Day 18: Queues and Stacks

How to Find Palindromes

Here’s another fun simple data structure challenge.

The challenge:

To solve this challenge, we must first take each character in senqueue it in a queue, and also push that same character onto a stack. Once that’s done, we must dequeue the first character from the queue and pop the top character off the stack, then compare the two characters to see if they are the same; as long as the characters match, we continue dequeueing, popping, and comparing each character until our containers are empty (a non-match means s isn’t a palindrome).

I’ll start by reading up on this type of data structure. I thought this and this explained to me what I needed to know.


First Objective

  • Create two instance variables: one for your stack, and one for your queue.

I can initialize both the stack and queue variables as lists.

class Solution:
    def __init__(self):
        self.stack = []
        self.queue = []

Second Objective

  • pushCharacter() method that pushes a character onto a stack.
    # create the method that accept the characters in s
    def pushCharacter(self, char):
        # now we append the character to the top of the stack
        self.stack.append(char)

Third Objective

  • enqueueCharacter() method that enqueues a character in the queue instance variable.
    # create another method that accept the characters in s
    def enqueueCharacter(self, char):
        # now we use insert (rather than append) so that the newest 
        # addition will always be at index 0
        self.queue.insert(0, char)

Fourth Objective

  • enqueueCharacter() method that enqueues a character in the stack instance variable.
    # pop stack method
    def popCharacter(self):
        # simple method to return
        return self.stack.pop()

Fifth Objective

  • dequeueCharacter() method that dequeues and returns the first character in the queue instance variable.
    # pop queue method
    def dequeueCharacter(self):
        # simple method to return
        return self.queue.pop()

So this is the completed code without comments:

class Solution:
    def __init__(self):
        self.stack = []
        self.queue = []
    
    def pushCharacter(self, char):
        self.stack.append(char)
    
    def enqueueCharacter(self, char):
        self.queue.insert(0, char)
    
    def popCharacter(self):    
        return self.stack.pop()
    
    def popCharacter(self):
        return self.stack.pop()

Day 15: Linked List – 30 Days of Code

I’ve been doing the 30 Days of Code challenge at HackerRank. My python skills are being tested and it’s helping use the language to the fullest. On this day, I’ve come across linked lists. This is in data structure/algorithm territory and that means it’s scary. I wont be scared though.


Task
Complete the insert function in your editor so that it creates a new Node (pass data as the Node constructor argument) and inserts it at the tail of the linked list referenced by the head  parameter. Once the new node is added, return the reference to the head node.

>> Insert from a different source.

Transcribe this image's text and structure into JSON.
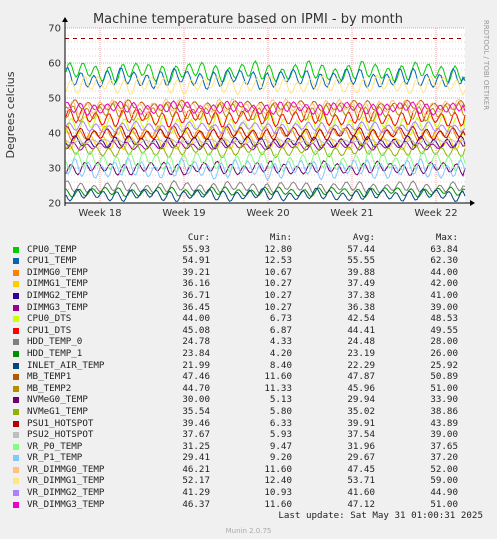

And this is the code given to me:

class Node:
    def __init__(self, data):
        self.data = data
        self.next = None 
class Solution: 
    def display(self, head):
        current = head
        while current:
            print(current.data, end=' ')
            current = current.next

    def insert(self, head, data): 
        #Complete this method

mylist= Solution()
T = int(input())
head = None
for i in range(T):
    data = int(input())
    head = mylist.insert(head,data)    
mylist.display(head)

Where to start?

This video helped me a lot!

What is known?

  • class Node
    – Two attributes (data, next)
  • class Solution
    – Two functions (display, insert)

How to insert a new node into a linked list?

I started by looking if there was a preexisting head. If not, it becomes the head.

def insert(self, head, data): 
    # if the head doesn't exist
    if (head == None):
        # the head becomes a new object (the first!)
        head = Node(data)

Now there is a head. What happens next?

Well now I can use the nifty instance variable ‘next’ to see if it’s vacant. If so, this code will make the next node in the list

def insert(self, head, data):   
    if (head == None):
        head = Node(data)

    # if the next head doesn't exist
    elif (head.next == None):
        # make this new input a new Node object
        head.next = Node(data)

I just need to add a nice recursive else clause as a catch-all and a return to tidy it all up.

def insert(self, head, data):   
    if (head == None):
        head = Node(data)
    elif (head.next == None):
        head.next = Node(data)

    else: 
        # if there are already multiple nodes
        # shift the head to the next head and restart
        # until one of the if statements apply
        self.insert(head.next, data)

    # when there is no more input data
    return head

Linked lists are pretty much the beginning of data structures for me. They seem to be extremely important in the field I’m studying for: computer science. So I want to be prepared for future interviews. I’ve heard they ask many questions involving that data structures/algorithms.